The spectacle of a foreign head of government being invited to speak before the U.S. Congress in early March without the American president being first officially notified leaves, or should leave, the American and Israeli publics in a state of stupefaction.
It is not that a foreign head of state has not addressed a joint session of Congress. Then-President Nicolas Sarkozy of France spoke there on November 7, 2007 and turned around French-American relations in a single phrase: "I want to be your friend."

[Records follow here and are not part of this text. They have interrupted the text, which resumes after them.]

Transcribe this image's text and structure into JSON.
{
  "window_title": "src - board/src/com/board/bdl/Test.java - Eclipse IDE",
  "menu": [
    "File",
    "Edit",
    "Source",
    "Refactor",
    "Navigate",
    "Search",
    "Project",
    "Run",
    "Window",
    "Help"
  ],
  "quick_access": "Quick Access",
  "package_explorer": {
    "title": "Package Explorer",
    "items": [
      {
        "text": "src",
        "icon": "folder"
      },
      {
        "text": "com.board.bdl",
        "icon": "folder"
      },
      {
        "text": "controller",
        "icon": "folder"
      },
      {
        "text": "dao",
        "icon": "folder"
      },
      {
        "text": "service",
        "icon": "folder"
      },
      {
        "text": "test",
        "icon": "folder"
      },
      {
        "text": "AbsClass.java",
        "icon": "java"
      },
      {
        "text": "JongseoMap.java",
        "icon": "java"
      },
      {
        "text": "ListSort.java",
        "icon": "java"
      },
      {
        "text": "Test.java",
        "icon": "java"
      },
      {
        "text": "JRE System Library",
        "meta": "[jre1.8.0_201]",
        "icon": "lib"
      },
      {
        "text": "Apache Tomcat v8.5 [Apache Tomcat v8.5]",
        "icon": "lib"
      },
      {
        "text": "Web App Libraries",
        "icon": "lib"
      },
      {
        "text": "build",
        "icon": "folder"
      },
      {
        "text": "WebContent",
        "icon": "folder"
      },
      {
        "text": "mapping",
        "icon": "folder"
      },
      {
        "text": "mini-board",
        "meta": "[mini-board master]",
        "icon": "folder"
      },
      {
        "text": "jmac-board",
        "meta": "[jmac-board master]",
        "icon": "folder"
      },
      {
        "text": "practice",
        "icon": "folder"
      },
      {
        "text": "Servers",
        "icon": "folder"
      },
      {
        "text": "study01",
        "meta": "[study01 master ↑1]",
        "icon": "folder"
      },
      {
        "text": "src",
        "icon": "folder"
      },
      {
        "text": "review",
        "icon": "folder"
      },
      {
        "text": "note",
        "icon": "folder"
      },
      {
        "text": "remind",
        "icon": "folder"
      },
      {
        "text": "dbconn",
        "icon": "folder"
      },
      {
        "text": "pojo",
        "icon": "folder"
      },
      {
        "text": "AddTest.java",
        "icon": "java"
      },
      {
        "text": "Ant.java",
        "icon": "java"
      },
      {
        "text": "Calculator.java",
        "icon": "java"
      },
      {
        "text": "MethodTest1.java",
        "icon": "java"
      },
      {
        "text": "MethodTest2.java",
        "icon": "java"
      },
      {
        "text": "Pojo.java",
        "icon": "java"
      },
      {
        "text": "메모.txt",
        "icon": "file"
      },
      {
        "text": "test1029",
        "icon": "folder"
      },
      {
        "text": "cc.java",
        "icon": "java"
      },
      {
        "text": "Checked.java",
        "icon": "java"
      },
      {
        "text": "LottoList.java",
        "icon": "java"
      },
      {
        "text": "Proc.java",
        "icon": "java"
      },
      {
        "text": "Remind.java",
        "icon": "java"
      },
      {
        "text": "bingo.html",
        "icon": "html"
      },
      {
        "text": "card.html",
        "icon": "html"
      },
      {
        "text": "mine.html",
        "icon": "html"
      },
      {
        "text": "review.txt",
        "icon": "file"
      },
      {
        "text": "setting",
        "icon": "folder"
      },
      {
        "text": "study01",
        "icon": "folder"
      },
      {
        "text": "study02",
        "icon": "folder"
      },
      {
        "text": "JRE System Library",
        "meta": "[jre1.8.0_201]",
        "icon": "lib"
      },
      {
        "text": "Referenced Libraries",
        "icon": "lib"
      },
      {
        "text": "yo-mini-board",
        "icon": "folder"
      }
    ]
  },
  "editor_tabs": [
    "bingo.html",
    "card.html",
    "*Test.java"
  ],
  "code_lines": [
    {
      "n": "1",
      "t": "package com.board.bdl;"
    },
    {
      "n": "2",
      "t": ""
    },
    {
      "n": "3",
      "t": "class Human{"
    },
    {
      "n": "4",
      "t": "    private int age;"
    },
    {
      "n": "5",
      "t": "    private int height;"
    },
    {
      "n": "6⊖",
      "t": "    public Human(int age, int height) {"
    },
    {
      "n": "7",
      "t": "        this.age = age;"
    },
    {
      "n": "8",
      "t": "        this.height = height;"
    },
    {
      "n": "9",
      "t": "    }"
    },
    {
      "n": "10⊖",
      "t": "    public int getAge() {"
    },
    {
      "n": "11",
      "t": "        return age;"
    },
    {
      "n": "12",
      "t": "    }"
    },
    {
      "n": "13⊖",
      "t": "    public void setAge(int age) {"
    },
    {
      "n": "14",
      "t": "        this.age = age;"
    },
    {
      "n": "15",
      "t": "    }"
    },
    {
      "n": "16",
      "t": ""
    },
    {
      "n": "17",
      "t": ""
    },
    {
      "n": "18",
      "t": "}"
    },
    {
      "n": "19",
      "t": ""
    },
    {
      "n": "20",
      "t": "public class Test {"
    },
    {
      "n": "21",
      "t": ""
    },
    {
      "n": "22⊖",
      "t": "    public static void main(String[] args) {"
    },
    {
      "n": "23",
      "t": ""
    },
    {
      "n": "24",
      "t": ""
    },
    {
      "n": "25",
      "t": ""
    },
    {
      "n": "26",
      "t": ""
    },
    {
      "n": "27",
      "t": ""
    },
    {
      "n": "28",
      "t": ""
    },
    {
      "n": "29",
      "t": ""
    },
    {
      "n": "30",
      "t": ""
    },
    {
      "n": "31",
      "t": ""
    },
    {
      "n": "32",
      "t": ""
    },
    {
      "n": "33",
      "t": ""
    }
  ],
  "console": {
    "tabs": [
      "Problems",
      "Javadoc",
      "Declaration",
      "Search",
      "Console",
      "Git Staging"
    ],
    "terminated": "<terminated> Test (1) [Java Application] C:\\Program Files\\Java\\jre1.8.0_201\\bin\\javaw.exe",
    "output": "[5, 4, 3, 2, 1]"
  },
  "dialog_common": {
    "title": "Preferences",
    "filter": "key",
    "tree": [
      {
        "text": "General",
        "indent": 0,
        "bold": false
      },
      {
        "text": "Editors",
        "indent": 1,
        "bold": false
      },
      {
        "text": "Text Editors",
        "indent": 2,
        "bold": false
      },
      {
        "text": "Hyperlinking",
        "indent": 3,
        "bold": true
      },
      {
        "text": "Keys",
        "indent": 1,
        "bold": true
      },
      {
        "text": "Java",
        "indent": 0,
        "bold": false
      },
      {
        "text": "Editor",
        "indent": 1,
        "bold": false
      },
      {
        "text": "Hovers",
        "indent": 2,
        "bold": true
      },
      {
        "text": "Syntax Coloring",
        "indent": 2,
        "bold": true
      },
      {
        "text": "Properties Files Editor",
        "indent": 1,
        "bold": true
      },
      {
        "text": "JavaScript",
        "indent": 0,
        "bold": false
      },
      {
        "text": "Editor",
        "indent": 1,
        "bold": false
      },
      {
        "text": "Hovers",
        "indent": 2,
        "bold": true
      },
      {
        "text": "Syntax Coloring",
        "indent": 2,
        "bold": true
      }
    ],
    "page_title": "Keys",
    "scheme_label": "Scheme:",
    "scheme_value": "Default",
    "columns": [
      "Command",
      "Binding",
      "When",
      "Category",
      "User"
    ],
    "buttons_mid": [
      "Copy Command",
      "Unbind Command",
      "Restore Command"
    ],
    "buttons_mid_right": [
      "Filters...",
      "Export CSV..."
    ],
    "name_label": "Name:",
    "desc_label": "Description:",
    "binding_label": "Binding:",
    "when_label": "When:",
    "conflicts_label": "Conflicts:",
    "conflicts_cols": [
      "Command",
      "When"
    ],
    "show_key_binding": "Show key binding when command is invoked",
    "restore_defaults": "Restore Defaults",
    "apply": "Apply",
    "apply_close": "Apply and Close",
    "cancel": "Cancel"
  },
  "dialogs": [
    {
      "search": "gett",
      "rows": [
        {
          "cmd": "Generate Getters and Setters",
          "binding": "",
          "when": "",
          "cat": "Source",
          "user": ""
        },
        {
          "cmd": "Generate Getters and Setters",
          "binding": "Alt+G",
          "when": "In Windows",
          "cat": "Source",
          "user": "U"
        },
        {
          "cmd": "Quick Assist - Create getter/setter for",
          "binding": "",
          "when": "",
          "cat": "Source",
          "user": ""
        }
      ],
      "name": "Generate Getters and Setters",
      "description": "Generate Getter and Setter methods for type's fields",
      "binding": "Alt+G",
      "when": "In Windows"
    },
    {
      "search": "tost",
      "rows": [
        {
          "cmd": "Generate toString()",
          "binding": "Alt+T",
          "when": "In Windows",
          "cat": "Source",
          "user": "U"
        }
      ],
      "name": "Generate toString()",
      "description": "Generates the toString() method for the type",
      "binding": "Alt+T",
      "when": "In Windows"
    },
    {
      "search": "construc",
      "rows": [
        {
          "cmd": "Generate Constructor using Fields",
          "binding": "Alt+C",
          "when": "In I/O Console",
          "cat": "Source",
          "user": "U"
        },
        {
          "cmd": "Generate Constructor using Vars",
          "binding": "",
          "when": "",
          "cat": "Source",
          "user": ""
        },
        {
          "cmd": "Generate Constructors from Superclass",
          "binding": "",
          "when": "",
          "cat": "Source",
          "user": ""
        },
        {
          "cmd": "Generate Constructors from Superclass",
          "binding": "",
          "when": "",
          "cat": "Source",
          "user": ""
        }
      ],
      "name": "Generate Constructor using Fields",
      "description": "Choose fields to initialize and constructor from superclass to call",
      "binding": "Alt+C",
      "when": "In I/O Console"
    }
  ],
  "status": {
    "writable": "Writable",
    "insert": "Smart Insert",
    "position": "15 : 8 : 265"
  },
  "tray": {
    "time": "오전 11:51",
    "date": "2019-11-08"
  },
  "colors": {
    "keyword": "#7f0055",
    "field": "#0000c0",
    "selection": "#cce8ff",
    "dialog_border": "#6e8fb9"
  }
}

The question arises subliminally as to whether Israel is really a full-fledged foreign state. An Israeli head of government can slip into the U.S. and address Congress on Iran without reference to the person in charge of U.S. foreign policy? One can only conclude from this paradox that both John Boehner, a Congressman from Ohio who is also Speaker of the House, and along with him Israeli Prime Minister Benjamin Netanyahu, were acting in no small part by gamesmanship... unless we want to permit multiple congressmen and multiple senators to take on the role of Secretary of State.
Heretofore it has been an axiom of U.S. public life, as enunciated by Senator Arthur Vandenberg at the time of the debate on the Atlantic Alliance, that "politics stops at the water's edge." True, it has not always been the case in the past, but it endures as a principle.
If, with help from Netanyahu and some right-wingers on Capitol Hill, a possible nuclear agreement with Iran is put in danger, the negotiating atmosphere is poisoned, new sanctions are imposed and with them, there is even a possible override of a presidential veto, this could lead to a new, and wider, war in the Middle East.